In 1990 Joe was appointed as Lecturer in Chemistry at the University of Bristol where he developed research projects focused on new methods for preparation and use of polyhydroxylated ring structures, aziridines and metalled furanones, and the total synthesis of several naturally-occurring lactones. In 1996, he moved to a Readership in Organic Chemistry at the University of Reading, where his research expanded into asymmetric methodology, his group delivering new methods for preparation of chiral aziridines and describing the first asymmetric [2,3]-sigmatropic rearrangements of ammonium ylids. In 2007 Joe was awarded the inaugural Faculty Output Prize at the University of Reading for his group’s publication on asymmetric rearrangements, and he became Professor of Synthesis and Chemical Biology.

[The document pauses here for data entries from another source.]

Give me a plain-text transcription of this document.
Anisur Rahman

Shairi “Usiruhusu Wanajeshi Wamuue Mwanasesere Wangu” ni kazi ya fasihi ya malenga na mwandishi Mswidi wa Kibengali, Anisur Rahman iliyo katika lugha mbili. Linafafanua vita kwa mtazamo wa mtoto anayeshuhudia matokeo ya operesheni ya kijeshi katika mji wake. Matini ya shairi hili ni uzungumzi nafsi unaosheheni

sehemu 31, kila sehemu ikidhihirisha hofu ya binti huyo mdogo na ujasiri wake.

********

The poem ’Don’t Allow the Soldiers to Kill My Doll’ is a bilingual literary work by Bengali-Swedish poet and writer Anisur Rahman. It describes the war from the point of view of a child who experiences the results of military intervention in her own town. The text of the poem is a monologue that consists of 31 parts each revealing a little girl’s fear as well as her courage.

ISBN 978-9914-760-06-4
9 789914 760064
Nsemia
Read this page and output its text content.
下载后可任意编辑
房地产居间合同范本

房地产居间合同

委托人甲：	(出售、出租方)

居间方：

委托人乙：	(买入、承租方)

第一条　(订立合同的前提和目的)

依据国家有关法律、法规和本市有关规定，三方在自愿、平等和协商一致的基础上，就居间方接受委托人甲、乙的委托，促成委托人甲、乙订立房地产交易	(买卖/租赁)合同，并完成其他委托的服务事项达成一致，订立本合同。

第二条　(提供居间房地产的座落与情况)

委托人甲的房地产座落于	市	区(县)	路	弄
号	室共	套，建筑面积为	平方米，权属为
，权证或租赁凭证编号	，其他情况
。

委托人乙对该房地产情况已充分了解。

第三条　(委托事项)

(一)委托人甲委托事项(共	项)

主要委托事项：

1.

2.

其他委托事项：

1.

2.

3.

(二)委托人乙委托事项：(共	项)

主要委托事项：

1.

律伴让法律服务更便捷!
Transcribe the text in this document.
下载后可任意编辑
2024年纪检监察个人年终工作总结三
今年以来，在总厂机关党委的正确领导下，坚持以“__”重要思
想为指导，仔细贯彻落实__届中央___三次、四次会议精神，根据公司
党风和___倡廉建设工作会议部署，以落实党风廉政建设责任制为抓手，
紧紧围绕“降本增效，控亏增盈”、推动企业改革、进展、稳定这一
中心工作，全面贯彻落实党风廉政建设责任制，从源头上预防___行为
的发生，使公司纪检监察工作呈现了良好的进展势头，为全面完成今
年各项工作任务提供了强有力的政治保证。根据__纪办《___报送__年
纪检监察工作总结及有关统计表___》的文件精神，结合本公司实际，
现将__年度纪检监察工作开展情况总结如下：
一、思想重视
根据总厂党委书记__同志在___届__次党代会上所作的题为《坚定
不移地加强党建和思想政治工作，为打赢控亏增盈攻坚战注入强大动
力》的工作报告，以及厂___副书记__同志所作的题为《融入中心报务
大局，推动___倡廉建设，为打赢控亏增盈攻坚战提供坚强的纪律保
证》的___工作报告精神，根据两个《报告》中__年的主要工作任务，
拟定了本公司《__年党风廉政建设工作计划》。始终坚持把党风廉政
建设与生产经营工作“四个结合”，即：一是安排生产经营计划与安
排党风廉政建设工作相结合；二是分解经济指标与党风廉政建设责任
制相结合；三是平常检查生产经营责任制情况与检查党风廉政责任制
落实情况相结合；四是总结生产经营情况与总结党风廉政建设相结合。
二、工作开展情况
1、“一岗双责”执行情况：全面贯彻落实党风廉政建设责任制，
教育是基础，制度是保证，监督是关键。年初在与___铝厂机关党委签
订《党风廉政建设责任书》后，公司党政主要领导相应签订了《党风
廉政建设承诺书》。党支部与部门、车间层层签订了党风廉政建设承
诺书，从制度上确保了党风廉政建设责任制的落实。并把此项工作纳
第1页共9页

In 2008, Joe was awarded a Royal Society Industry Fellowship to collaborate with AstraZeneca Pharmaceuticals; after two years of vibrant collaborative interactions, the Fellowship was extended (for only the second time in the history of the programme) to enable expansion of the new networking model for chemistry collaborations which had been devised during the first Fellowship. In 2011 Joe was appointed to a research chair at Huddersfield.
Research & Scholarship
Joe’s research group are currently exploring two broad areas of chemical research: catalyzed synthesis and chemical biology. The research programmes in progress included new methods for direct functionalization of heterocycles (research sponsored by AstraZeneca Pharmaceuticals and EPSRC); catalytic tandem bond-forming reactions of reactive intermediates (AZ/EPSRC); new methods for introduction of fluorine into drug-like cores (AZ/EPSRC); rapid C-alkylation of peptides and proteins (EPSRC); new imaging agents for in vivo tracing and mechanistic studies (EPSRC). In addition to research activities, Joe is a passionate advocate for and deliverer of positive outreach activities; he has also appeared in films highlighting the activities of the Royal Society during its 350th anniversary, culminating in his participation in the Convocation of 2010. Joe believes science is about making life better and his aim is to help make a positive contribution towards achieving that aim.